Textual near duplicate identification results

After running a textual near duplicate identification operation, we recommend reviewing the results using the following:

Setting up a Textual Near Duplicates view for a structured analytics set

To view the results of a specific Textual Near Duplicate Identification structured analytics set, we recommend creating a Textual Near Duplicates view for the structured analytics set on the Documents tab. For more information on creating views, see Views.

The blue line between rows separates each textual near duplicate group.

Textual Near Duplicates view advanced settings

Select the following options when creating the Textual Near Duplicates view:

  • Group Definition - the relational field that is selected for the Destination Textual Near Duplicate Group field on the structured analytics set layout (e.g., Textual Near Duplicate Group).

Textual Near Duplicates view fields

Add the following output fields to your Textual Near Duplicates view:

  • <Structured Analytics Set prefix>::Textual Near Duplicate Principal - identifies the principal document with a "Yes" value. The principal is the largest document in the duplicate group. It acts as an anchor document to which all other documents in the near duplicate group are compared. If the document does not match with any other document in the data set, this field is set to No.
  • <Structured Analytics Set prefix>::Textual Near Duplicate Similarity - the percent value of similarity between the near duplicate document and its principal document. If the document does not match with any other document in the data set, this field is set to 0.
  • <Structured Analytics Set prefix>::Textual Near Duplicate Group - this is the field that acts as the identifier for a given group of textual near duplicate documents. If the document contains text but does not match with any other document in the data set, this field is empty. Documents that only contain numbers or that do not contain text will have the <Structured Analytics Set prefix>::Textual Near Duplicate Group field set to numbers-only or empty, respectively.

Textual Near Duplicates view conditions

To only return documents included in textual near duplicate groups for a specific structured analytics set, set the following condition:

  • <Structured Analytics Set prefix>::Textual Near Duplicate Group : is set

Optionally, you can exclude the documents that were in the Structured Analytics set but were excluded for not containing text or only containing numbers.  You may add either or both of the following additional conditions using the AND operator to exclude these documents as well.

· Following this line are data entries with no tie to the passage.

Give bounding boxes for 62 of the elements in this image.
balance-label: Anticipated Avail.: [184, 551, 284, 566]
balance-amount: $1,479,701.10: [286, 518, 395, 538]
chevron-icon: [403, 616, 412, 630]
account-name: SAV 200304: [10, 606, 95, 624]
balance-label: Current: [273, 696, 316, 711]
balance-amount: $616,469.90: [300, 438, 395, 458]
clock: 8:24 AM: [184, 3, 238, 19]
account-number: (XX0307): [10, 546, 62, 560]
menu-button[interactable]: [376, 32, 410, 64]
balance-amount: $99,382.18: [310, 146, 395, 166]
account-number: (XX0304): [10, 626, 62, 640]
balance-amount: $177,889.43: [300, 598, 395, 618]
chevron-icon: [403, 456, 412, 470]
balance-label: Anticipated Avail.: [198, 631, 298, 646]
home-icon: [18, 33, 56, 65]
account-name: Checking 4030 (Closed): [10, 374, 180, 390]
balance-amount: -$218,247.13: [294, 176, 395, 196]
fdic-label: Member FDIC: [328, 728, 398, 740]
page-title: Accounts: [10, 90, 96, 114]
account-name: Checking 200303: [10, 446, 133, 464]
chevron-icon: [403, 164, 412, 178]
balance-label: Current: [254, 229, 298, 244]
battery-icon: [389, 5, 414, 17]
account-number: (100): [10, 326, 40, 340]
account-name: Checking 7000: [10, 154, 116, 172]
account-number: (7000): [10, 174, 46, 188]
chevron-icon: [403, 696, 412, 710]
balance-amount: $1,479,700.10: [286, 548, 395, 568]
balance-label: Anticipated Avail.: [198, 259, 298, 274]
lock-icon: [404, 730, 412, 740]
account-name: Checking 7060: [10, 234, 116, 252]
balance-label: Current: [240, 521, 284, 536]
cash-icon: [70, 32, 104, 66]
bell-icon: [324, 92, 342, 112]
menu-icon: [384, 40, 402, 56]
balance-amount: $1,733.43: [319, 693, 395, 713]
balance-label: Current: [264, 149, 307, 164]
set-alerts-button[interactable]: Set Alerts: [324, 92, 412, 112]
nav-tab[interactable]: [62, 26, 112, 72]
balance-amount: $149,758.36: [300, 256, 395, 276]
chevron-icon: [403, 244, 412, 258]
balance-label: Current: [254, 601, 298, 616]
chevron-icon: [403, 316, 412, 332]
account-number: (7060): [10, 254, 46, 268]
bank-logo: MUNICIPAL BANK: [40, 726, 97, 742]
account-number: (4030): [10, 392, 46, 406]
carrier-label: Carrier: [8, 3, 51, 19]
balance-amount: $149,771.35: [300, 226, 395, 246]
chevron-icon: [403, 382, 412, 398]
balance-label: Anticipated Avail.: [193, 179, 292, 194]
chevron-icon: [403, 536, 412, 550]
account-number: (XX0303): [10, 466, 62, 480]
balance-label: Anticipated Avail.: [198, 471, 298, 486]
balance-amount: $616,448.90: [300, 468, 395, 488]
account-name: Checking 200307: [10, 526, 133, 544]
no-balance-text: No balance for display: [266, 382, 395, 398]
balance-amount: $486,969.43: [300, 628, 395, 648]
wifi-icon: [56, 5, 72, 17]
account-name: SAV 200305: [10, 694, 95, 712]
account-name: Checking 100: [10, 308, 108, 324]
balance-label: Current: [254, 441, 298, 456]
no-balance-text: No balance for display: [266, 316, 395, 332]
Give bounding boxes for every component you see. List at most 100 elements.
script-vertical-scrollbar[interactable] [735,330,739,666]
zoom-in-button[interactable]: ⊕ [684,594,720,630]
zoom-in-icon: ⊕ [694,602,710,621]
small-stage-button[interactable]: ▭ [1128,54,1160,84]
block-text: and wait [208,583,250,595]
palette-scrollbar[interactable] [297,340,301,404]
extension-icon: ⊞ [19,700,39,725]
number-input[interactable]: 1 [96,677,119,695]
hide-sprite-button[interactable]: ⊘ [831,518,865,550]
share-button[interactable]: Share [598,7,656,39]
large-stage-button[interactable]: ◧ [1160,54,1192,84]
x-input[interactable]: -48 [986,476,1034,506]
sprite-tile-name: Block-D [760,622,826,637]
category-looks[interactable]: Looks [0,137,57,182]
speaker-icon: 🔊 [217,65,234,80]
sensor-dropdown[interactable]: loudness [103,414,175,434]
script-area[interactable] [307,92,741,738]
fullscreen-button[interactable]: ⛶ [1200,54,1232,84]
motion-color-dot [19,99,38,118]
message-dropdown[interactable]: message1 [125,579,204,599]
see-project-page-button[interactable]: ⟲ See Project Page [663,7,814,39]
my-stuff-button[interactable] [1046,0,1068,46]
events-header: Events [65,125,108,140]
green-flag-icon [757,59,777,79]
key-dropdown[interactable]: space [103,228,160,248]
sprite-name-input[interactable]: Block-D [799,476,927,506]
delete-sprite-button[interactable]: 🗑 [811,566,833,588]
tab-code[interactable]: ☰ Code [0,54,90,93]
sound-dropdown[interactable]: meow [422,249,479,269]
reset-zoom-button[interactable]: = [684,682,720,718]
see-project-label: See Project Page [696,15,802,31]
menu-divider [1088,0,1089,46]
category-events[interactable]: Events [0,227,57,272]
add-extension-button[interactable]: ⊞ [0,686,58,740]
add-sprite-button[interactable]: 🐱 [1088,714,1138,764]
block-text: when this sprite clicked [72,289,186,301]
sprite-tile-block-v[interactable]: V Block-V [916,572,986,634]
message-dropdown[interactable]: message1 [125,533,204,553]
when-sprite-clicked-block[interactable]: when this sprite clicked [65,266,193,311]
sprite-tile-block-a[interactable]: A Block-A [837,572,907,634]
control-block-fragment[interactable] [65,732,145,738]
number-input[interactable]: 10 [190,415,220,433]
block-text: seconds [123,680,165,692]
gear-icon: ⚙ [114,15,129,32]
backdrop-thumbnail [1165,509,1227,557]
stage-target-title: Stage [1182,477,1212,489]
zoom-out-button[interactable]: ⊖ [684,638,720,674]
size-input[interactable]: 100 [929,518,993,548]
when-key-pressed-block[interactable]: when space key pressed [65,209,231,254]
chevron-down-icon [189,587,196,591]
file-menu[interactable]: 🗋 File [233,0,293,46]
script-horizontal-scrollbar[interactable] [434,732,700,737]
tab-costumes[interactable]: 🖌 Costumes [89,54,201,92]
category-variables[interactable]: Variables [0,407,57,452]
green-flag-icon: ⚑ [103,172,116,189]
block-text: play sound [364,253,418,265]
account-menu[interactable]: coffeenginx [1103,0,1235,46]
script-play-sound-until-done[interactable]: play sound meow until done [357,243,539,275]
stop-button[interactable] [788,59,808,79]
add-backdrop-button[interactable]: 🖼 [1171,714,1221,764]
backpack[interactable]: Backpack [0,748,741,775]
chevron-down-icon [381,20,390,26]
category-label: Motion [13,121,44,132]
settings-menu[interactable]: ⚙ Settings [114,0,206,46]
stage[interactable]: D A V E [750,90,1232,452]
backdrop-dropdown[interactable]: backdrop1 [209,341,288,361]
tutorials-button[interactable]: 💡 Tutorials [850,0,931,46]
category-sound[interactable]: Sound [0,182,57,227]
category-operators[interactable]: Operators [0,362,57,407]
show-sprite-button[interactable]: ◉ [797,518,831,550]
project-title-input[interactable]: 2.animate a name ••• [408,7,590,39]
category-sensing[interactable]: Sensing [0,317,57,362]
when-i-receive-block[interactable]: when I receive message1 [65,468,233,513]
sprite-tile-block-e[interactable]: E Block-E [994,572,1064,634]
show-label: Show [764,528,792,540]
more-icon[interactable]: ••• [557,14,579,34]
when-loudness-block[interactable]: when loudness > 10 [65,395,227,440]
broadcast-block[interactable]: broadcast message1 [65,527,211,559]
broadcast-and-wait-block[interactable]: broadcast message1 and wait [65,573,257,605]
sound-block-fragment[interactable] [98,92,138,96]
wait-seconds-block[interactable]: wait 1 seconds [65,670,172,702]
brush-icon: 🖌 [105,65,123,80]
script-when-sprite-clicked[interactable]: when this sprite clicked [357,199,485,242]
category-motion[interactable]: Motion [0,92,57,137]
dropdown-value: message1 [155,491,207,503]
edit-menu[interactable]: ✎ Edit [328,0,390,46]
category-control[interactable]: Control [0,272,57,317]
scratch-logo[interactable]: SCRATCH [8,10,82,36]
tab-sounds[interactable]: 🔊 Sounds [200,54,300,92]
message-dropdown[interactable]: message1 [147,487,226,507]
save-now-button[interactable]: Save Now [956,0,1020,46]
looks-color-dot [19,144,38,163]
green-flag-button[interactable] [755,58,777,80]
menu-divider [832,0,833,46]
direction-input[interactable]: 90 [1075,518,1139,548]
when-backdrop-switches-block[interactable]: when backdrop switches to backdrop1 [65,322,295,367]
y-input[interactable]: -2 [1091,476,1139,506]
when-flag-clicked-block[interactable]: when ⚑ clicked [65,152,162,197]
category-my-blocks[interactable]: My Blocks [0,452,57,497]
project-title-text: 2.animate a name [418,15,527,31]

  • <Structured Analytics Set prefix>::Textual Near Duplicate Group : is not - empty
  • <Structured Analytics Set prefix>::Textual Near Duplicate Group : is not - numbers-only

Textual Near Duplicates view sorting

Configure ascending sorts on the following fields in your Textual Near Duplicates view to list the textual near duplicate principals with the highest percentage of textual near duplicate similarity for a specific structured analytics set at the top of the screen:

  • <Structured Analytics Set prefix>::Textual Near Duplicate Group - Ascending
  • <Structured Analytics Set prefix>::Textual Near Duplicate Principal - Descending
  • <Structured Analytics Set prefix>::Textual Near Duplicate Similarity - Descending

Assessing similarities and differences with Document Compare

You can use the Document Compare function to compare two documents to assess their similarities and differences. See Document compare.

Note: You may notice variations between the Document Compare Similarity and Near Duplicate Similarity scores. This difference occurs because Document Compare takes formatting and white spaces into account.

Example document compare with Document Compare feature

Viewing the Textual Near Duplicates Summary

You can also view the Textual Near Duplicates Summary to quickly assess how many textual near duplicates were identified in the document set. On the Structured Analytics Set console, click the View Textual Near Duplicates Summary link to open the report.

Example Textual Near Duplicates summary report

This report lists the following information:

  • Number of textual near duplicate groups - the total number of groups identified.
  • Average similarity - the sum of all of the similarity scores divided by the number of textual near duplicate groups.
  • Average number of documents per group - the total number of documents divided by the number of textual near duplicate groups.
  • Total number of documents - the total number of documents in the textual near duplicate groups.

If you run a second structured analytics set, it overwrites the reports from the first set. Therefore, we recommend that you save your reports as soon as you finish building the set.

Viewing Near Dup Groups in related items pane

To improve the review efficiency, you can view structured data analytics results in the related items pane within the document Viewer.

In the related items pane, you can click the Near Dup Groups icon to show all items that are textual near duplicates of the selected document. You can also click the Thread Group icon to display all messages in the same thread group as the selected document or the Email Duplicates icon to show all of the messages identified as duplicates of the selected document.

After deploying the Analytics application, you can create fields that propagate coding choices to these structured analytics related groups. See Applying propagation to documents for more information.

Field propagation options for structured analytics

Note: Be very careful when using propagation. We recommend against turning propagation on for your responsiveness fields. For example, if you mark an email within a group as not responsive, other potentially responsive emails within the group could be automatically coded as not responsive.